Açıklamada görüşlerine yer verilen PLASFED Yönetim Kurulu Lideri Ömer Karadeniz, bölümün ihracattaki güçlü pozisyonuna dikkati çekerek, “Plastikler ve mamulleri, Türk kimya ihracatında uzun müddettir liderliğini sürdürüyor. Ağustosta 786 milyon dolara ulaşan ihracat sayımız, global pazarlarda rekabet gücümüzün ve üretim kapasitemizin göstergesidir. Kesimimiz, yüksek katma kıymetli eserleriyle hem ülke iktisadına katkı sağlıyor hem de endüstrimizin dinamizmini ortaya koyuyor.” sözlerini kullandı.
Ömer Karadeniz, endüstriciler için makro göstergelerin ehemmiyetine vurgu yaparak, ağustos ayı enflasyon sayılarının, üretimde maliyet baskılarının devam ettiğini ortaya koyduğunu aktardı.

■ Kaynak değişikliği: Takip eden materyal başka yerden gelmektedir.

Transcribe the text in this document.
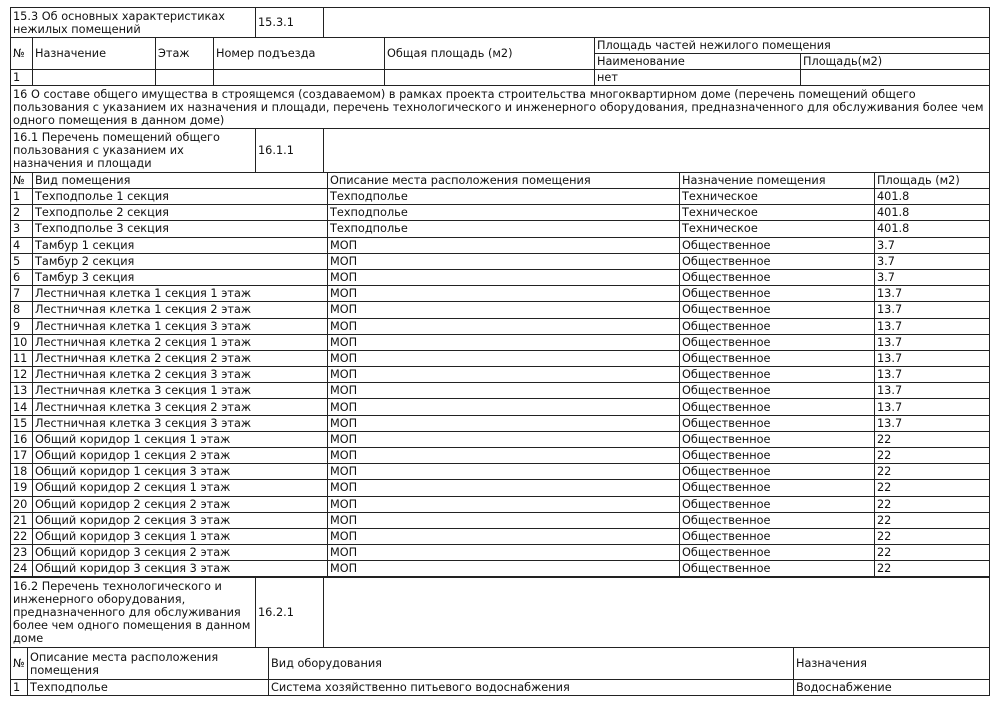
15.3 Об основных характеристиках нежилых помещений	15.3.1	
№	Назначение	Этаж	Номер подъезда	Общая площадь (м2)	Площадь частей нежилого помещения	
					Наименование	Площадь(м2)
1					нет	
16 О составе общего имущества в строящемся (создаваемом) в рамках проекта строительства многоквартирном доме (перечень помещений общего пользования с указанием их назначения и площади, перечень технологического и инженерного оборудования, предназначенного для обслуживания более чем одного помещения в данном доме)
16.1 Перечень помещений общего пользования с указанием их назначения и площади	16.1.1	
№	Вид помещения	Описание места расположения помещения	Назначение помещения	Площадь (м2)
1	Техподполье 1 секция	Техподполье	Техническое	401.8
2	Техподполье 2 секция	Техподполье	Техническое	401.8
3	Техподполье 3 секция	Техподполье	Техническое	401.8
4	Тамбур 1 секция	МОП	Общественное	3.7
5	Тамбур 2 секция	МОП	Общественное	3.7
6	Тамбур 3 секция	МОП	Общественное	3.7
7	Лестничная клетка 1 секция 1 этаж	МОП	Общественное	13.7
8	Лестничная клетка 1 секция 2 этаж	МОП	Общественное	13.7
9	Лестничная клетка 1 секция 3 этаж	МОП	Общественное	13.7
10	Лестничная клетка 2 секция 1 этаж	МОП	Общественное	13.7
11	Лестничная клетка 2 секция 2 этаж	МОП	Общественное	13.7
12	Лестничная клетка 2 секция 3 этаж	МОП	Общественное	13.7
13	Лестничная клетка 3 секция 1 этаж	МОП	Общественное	13.7
14	Лестничная клетка 3 секция 2 этаж	МОП	Общественное	13.7
15	Лестничная клетка 3 секция 3 этаж	МОП	Общественное	13.7
16	Общий коридор 1 секция 1 этаж	МОП	Общественное	22
17	Общий коридор 1 секция 2 этаж	МОП	Общественное	22
18	Общий коридор 1 секция 3 этаж	МОП	Общественное	22
19	Общий коридор 2 секция 1 этаж	МОП	Общественное	22
20	Общий коридор 2 секция 2 этаж	МОП	Общественное	22
21	Общий коридор 2 секция 3 этаж	МОП	Общественное	22
22	Общий коридор 3 секция 1 этаж	МОП	Общественное	22
23	Общий коридор 3 секция 2 этаж	МОП	Общественное	22
24	Общий коридор 3 секция 3 этаж	МОП	Общественное	22
16.2 Перечень технологического и инженерного оборудования, предназначенного для обслуживания более чем одного помещения в данном доме	16.2.1	
№	Описание места расположения помещения	Вид оборудования	Назначения
1	Техподполье	Система хозяйственно питьевого водоснабжения	Водоснабжение
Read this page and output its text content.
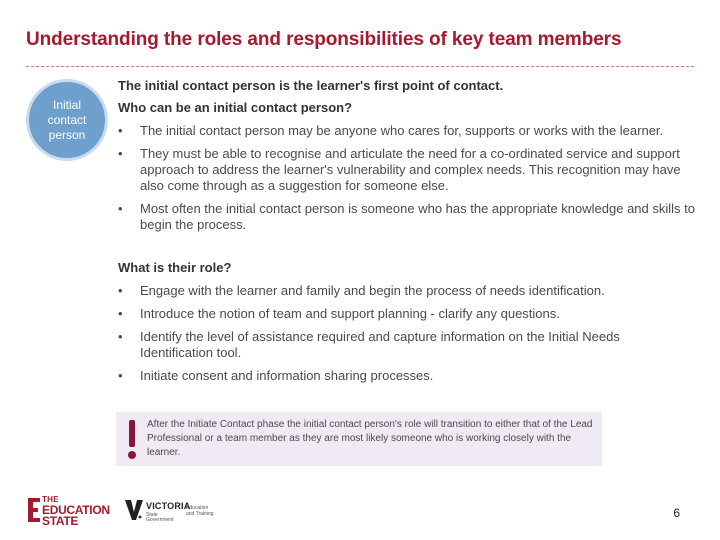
Understanding the roles and responsibilities of key team members
Initial contact person
The initial contact person is the learner's first point of contact.
Who can be an initial contact person?
• The initial contact person may be anyone who cares for, supports or works with the learner.
• They must be able to recognise and articulate the need for a co-ordinated service and support approach to address the learner's vulnerability and complex needs. This recognition may have also come through as a suggestion for someone else.
• Most often the initial contact person is someone who has the appropriate knowledge and skills to begin the process.
What is their role?
• Engage with the learner and family and begin the process of needs identification.
• Introduce the notion of team and support planning - clarify any questions.
• Identify the level of assistance required and capture information on the Initial Needs Identification tool.
• Initiate consent and information sharing processes.
After the Initiate Contact phase the initial contact person's role will transition to either that of the Lead Professional or a team member as they are most likely someone who is working closely with the learner.
THE
EDUCATION
STATE
VICTORIA
State
Government
Education
and Training	6
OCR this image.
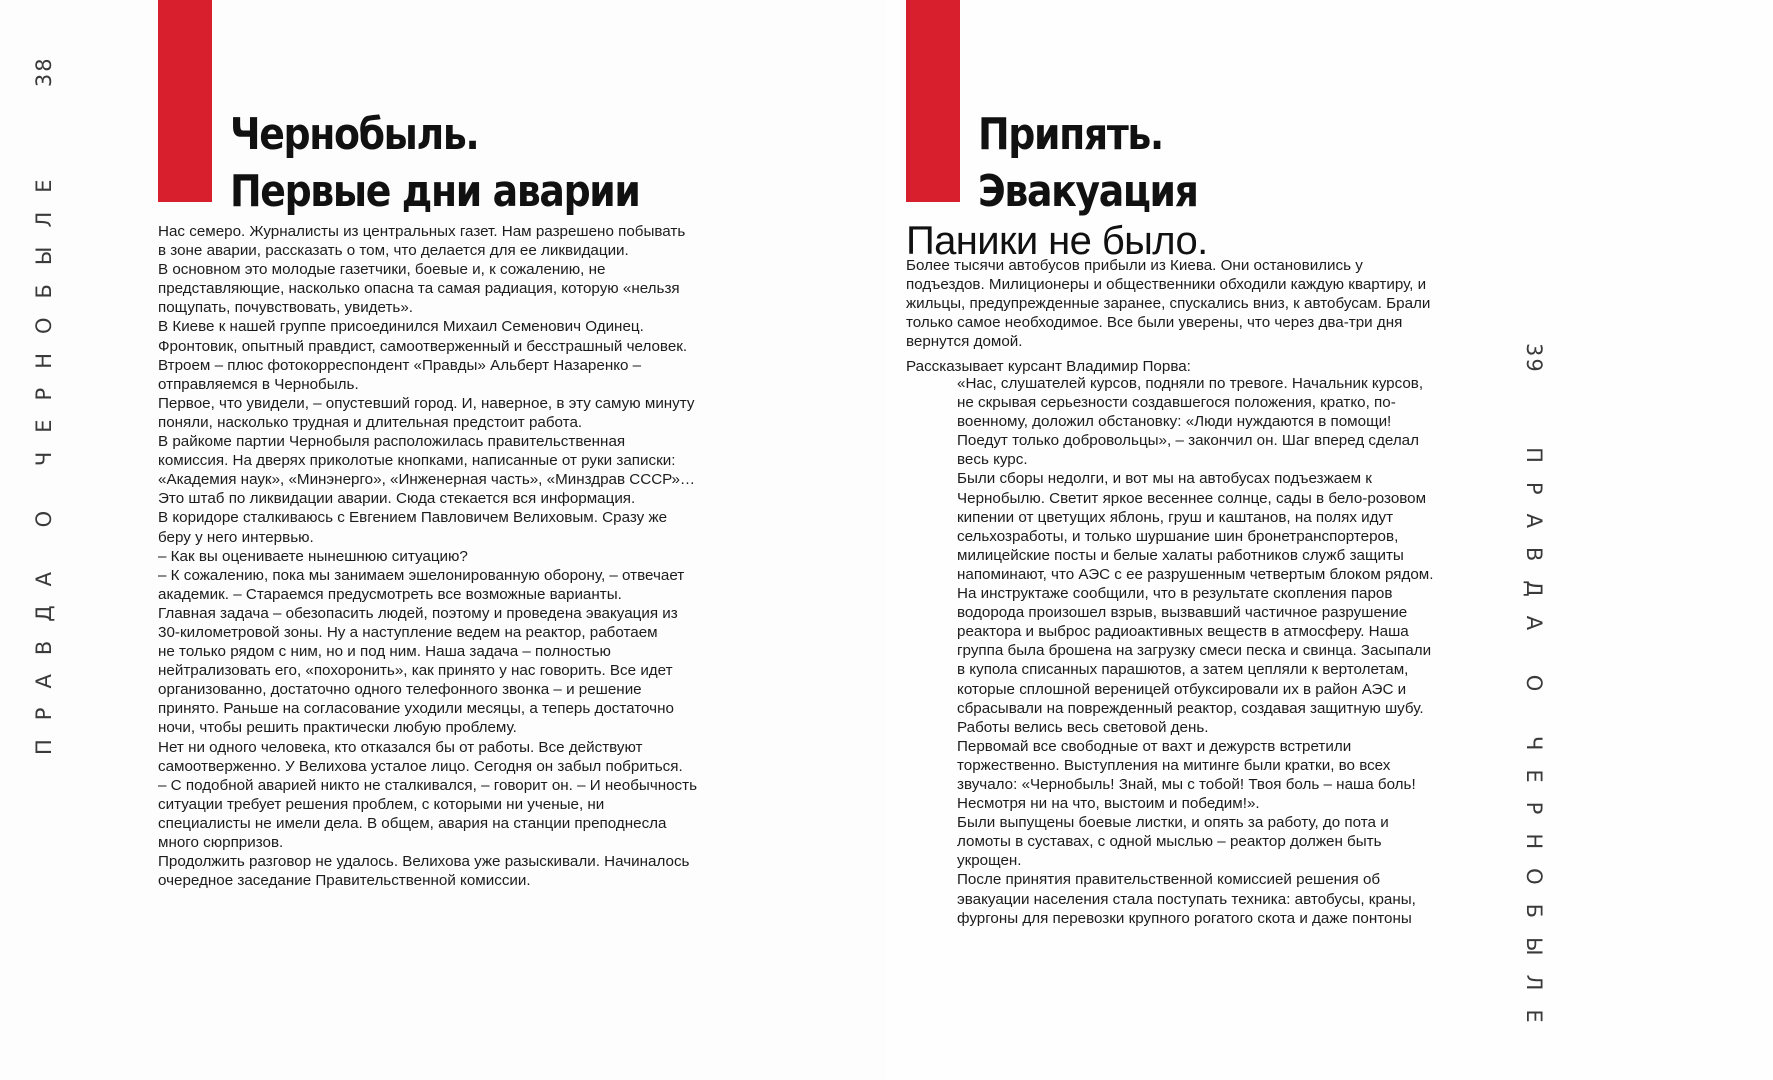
Чернобыль.
Первые дни аварии
Нас семеро. Журналисты из центральных газет. Нам разрешено побывать
в зоне аварии, рассказать о том, что делается для ее ликвидации.
В основном это молодые газетчики, боевые и, к сожалению, не
представляющие, насколько опасна та самая радиация, которую «нельзя
пощупать, почувствовать, увидеть».
В Киеве к нашей группе присоединился Михаил Семенович Одинец.
Фронтовик, опытный правдист, самоотверженный и бесстрашный человек.
Втроем – плюс фотокорреспондент «Правды» Альберт Назаренко –
отправляемся в Чернобыль.
Первое, что увидели, – опустевший город. И, наверное, в эту самую минуту
поняли, насколько трудная и длительная предстоит работа.
В райкоме партии Чернобыля расположилась правительственная
комиссия. На дверях приколотые кнопками, написанные от руки записки:
«Академия наук», «Минэнерго», «Инженерная часть», «Минздрав СССР»…
Это штаб по ликвидации аварии. Сюда стекается вся информация.
В коридоре сталкиваюсь с Евгением Павловичем Велиховым. Сразу же
беру у него интервью.
– Как вы оцениваете нынешнюю ситуацию?
– К сожалению, пока мы занимаем эшелонированную оборону, – отвечает
академик. – Стараемся предусмотреть все возможные варианты.
Главная задача – обезопасить людей, поэтому и проведена эвакуация из
30-километровой зоны. Ну а наступление ведем на реактор, работаем
не только рядом с ним, но и под ним. Наша задача – полностью
нейтрализовать его, «похоронить», как принято у нас говорить. Все идет
организованно, достаточно одного телефонного звонка – и решение
принято. Раньше на согласование уходили месяцы, а теперь достаточно
ночи, чтобы решить практически любую проблему.
Нет ни одного человека, кто отказался бы от работы. Все действуют
самоотверженно. У Велихова усталое лицо. Сегодня он забыл побриться.
– С подобной аварией никто не сталкивался, – говорит он. – И необычность
ситуации требует решения проблем, с которыми ни ученые, ни
специалисты не имели дела. В общем, авария на станции преподнесла
много сюрпризов.
Продолжить разговор не удалось. Велихова уже разыскивали. Начиналось
очередное заседание Правительственной комиссии.
ПРАВДА О ЧЕРНОБЫЛЕ  38
Припять.
Эвакуация
Паники не было.
Более тысячи автобусов прибыли из Киева. Они остановились у
подъездов. Милиционеры и общественники обходили каждую квартиру, и
жильцы, предупрежденные заранее, спускались вниз, к автобусам. Брали
только самое необходимое. Все были уверены, что через два-три дня
вернутся домой.
Рассказывает курсант Владимир Порва:
«Нас, слушателей курсов, подняли по тревоге. Начальник курсов,
не скрывая серьезности создавшегося положения, кратко, по-
военному, доложил обстановку: «Люди нуждаются в помощи!
Поедут только добровольцы», – закончил он. Шаг вперед сделал
весь курс.
Были сборы недолги, и вот мы на автобусах подъезжаем к
Чернобылю. Светит яркое весеннее солнце, сады в бело-розовом
кипении от цветущих яблонь, груш и каштанов, на полях идут
сельхозработы, и только шуршание шин бронетранспортеров,
милицейские посты и белые халаты работников служб защиты
напоминают, что АЭС с ее разрушенным четвертым блоком рядом.
На инструктаже сообщили, что в результате скопления паров
водорода произошел взрыв, вызвавший частичное разрушение
реактора и выброс радиоактивных веществ в атмосферу. Наша
группа была брошена на загрузку смеси песка и свинца. Засыпали
в купола списанных парашютов, а затем цепляли к вертолетам,
которые сплошной вереницей отбуксировали их в район АЭС и
сбрасывали на поврежденный реактор, создавая защитную шубу.
Работы велись весь световой день.
Первомай все свободные от вахт и дежурств встретили
торжественно. Выступления на митинге были кратки, во всех
звучало: «Чернобыль! Знай, мы с тобой! Твоя боль – наша боль!
Несмотря ни на что, выстоим и победим!».
Были выпущены боевые листки, и опять за работу, до пота и
ломоты в суставах, с одной мыслью – реактор должен быть
укрощен.
После принятия правительственной комиссией решения об
эвакуации населения стала поступать техника: автобусы, краны,
фургоны для перевозки крупного рогатого скота и даже понтоны
39  ПРАВДА О ЧЕРНОБЫЛЕ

Buna karşın ihracatın güçlü seyrinin endüstricinin direncini ve üretme kararlılığını gösterdiğini belirten Karadeniz, “İSO Türkiye İmalat PMI verisi 47,3 düzeyinde gerçekleşti. Daralmanın sürdüğü görülüyor lakin temmuzdaki 45,9 düzeyine nazaran daralma suratının yavaşladığını izliyoruz. Bu tablo, global zorluklara karşın üretimde toparlanma eğilimine işaret ediyor.” değerlendirmesinde bulundu.
Karadeniz, ihracat muvaffakiyetinin kalıcı hale gelmesi için yapısal problemlerin çözülmesi gerektiğinin altını çizdi.
Sanayicinin tüm global ve lokal zorluklara karşın üretmeye ve ihracat yapmaya devam ettiğini tabir eden Karadeniz, şunları kaydetti:
“Sürdürülebilir büyüme için finansmana erişim kolaylaştırılmalı, yüksek güç maliyetleri rekabet gücümüzü zayıflatmamalı ve yatırım teşvikleri daha aktif kullanılmalı. Yanlışsız siyasetlerle kesimimizin ihracattaki hissesini çok daha üst taşımamız mümkün. Türkiye’nin makro datalarının, endüstrinin global dalgalanmalara karşın ayakta kalma kapasitesini ortaya koydu. Plastik dalı de bu direncin değerli bir modülü. Önümüzdeki periyotta, üretim ve ihracat odaklı büyüme stratejisiyle Türkiye’nin iktisatta daha güçlü bir pozisyona geleceğine olan inancımız devam ediyor.”